We can use the Seatbelts dataset built into R. First, we
can set it up as a dataframe in R
# Load the dataset into a dataframe
df <- as.data.frame(Seatbelts)
We can use the law variable as our dichotomous value, as
this takes a value of 0 or 1, depending on if the seatbelt law was in
effect that month. We want to predict the value of
DriversKilled, which will be our dependent
variable. We can use the front variable as our
quadratice term, and the kms (distance driven) as our
quantitative term
# set up the number of front-seat passengers killed as our quantitative term
df$front2 <- df$front ** 2
Now, we can create our linear model
mlm <- lm(DriversKilled ~ front2 + kms + law, df)
summary(mlm)
##
## Call:
## lm(formula = DriversKilled ~ front2 + kms + law, data = df)
##
## Residuals:
## Min 1Q Median 3Q Max
## -44.748 -12.231 -1.382 13.969 41.662
##
## Coefficients:
## Estimate Std. Error t value Pr(>|t|)
## (Intercept) 9.260e+01 8.944e+00 10.353 <2e-16 ***
## front2 6.050e-05 5.058e-06 11.963 <2e-16 ***
## kms -9.865e-04 5.095e-04 -1.936 0.0544 .
## law 6.193e+00 4.969e+00 1.246 0.2142
## ---
## Signif. codes: 0 '***' 0.001 '**' 0.01 '*' 0.05 '.' 0.1 ' ' 1
##
## Residual standard error: 17.86 on 188 degrees of freedom
## Multiple R-squared: 0.5126, Adjusted R-squared: 0.5048
## F-statistic: 65.91 on 3 and 188 DF, p-value: < 2.2e-16
The coefficients represent the weights for each term in our model. For each input variable, an increase of one “unit” will increase our dependent variable by \(9.260x10^1\). The \(R^2\) value tells us the amount of variability in our dependent variable that can be accounted for by our independent variables.
Our F-statistic compares our model to a model with no independent variables. Since our p-value for this F-statistic is less than the typical significance level (\(\alpha=0.05\)), we can accept the alternative hypothesis that our model outperforms a model with no independent variables
# Plotting our variables to see if there's a general linear relationship
df$x <- df$front2 + df$law + df$front
plot(df$x, df$DriversKilled)
The above plot looks to show a general linear relationship between our
dependent variable (
DriversKilled) and our independent
variables
We can use the plot.lm function to plot the needed
graphs for testing our regression assumptions.
plot(mlm)
Our QQ-plot is relatively linear from an eye test, and there does not appear to be any pattern in our plot of residuals vs fitted values as well.
hist(mlm$residuals)
This plot looks linear, but it’d be nice to quantify this a bit more.

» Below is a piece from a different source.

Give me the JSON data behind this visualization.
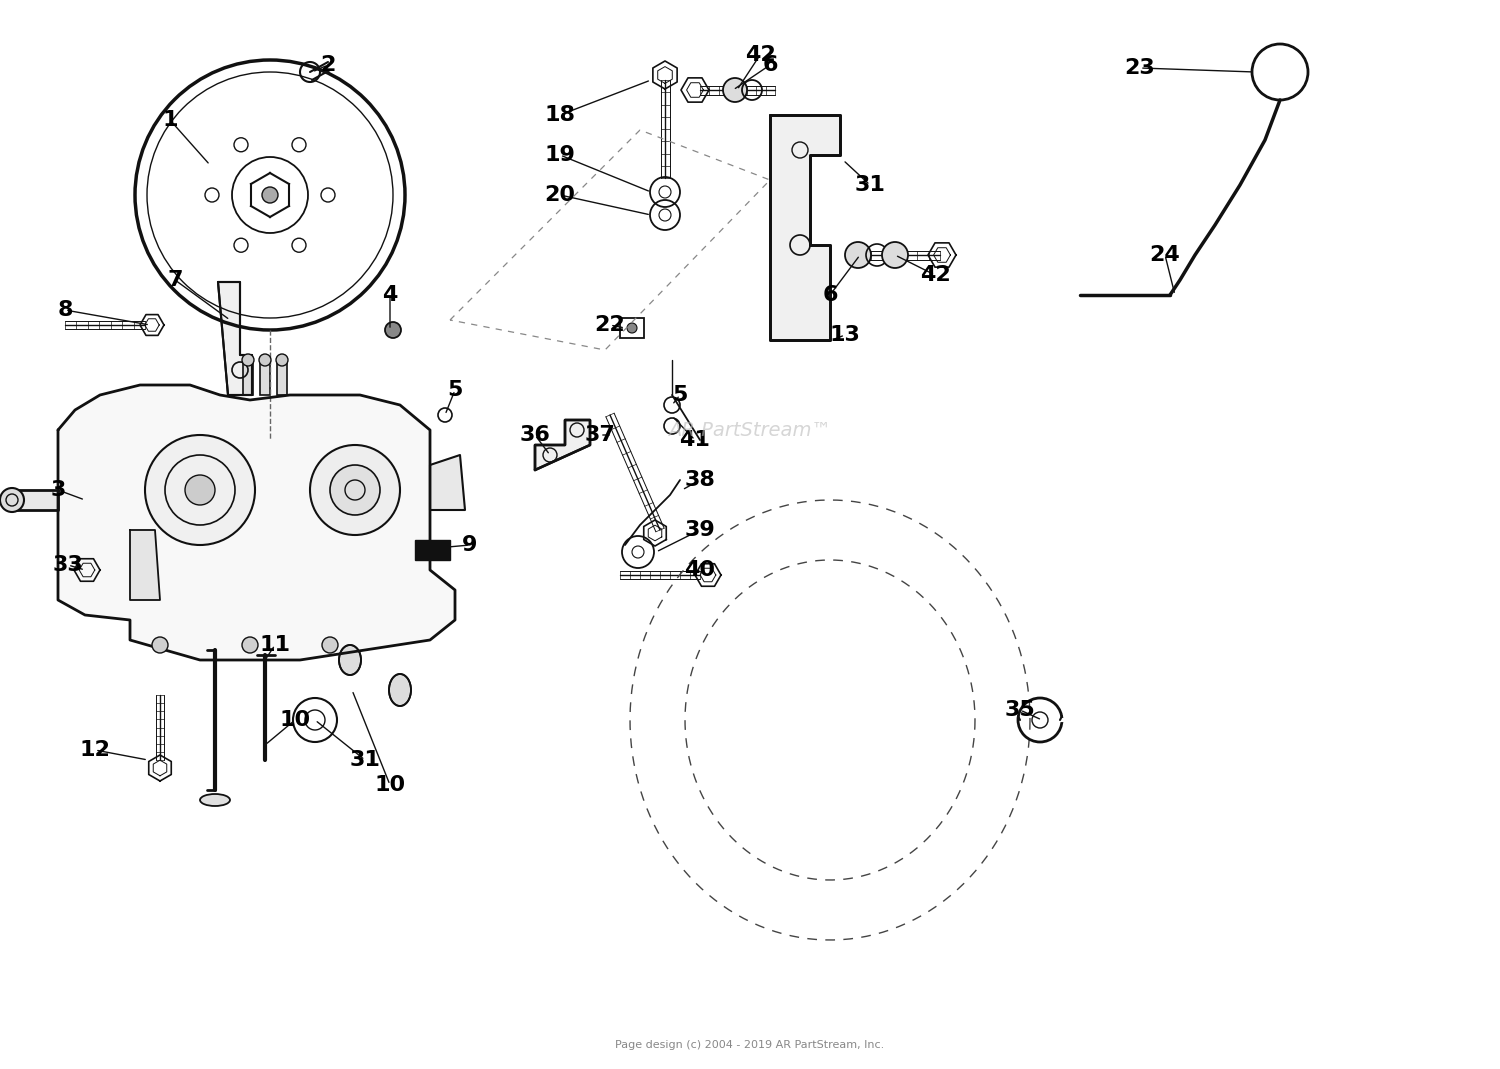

From last week’s discussion board, we can use a Schapiro-Wilk test to
shapiro.test(mlm$residuals)
##
## Shapiro-Wilk normality test
##
## data: mlm$residuals
## W = 0.99086, p-value = 0.2639
Our p-value is higher than our significance level of 0.05, so we can not reject the null hypothesis that our residuals are not normally distributed
From last week’s discussion, we can test the assumption of
homoscedasticity (equal variance of residuals for each value of our
predictor variables) with a Breusch-Pagan
test. We can use the bptest in R from the
lmtest library to test this assumption at a significance
level of \(\alpha=0.05\)
bptest(mlm)
##
## studentized Breusch-Pagan test
##
## data: mlm
## BP = 21.776, df = 3, p-value = 7.261e-05
Since our p-value is less than 0.05, we can assume homoscedasticity.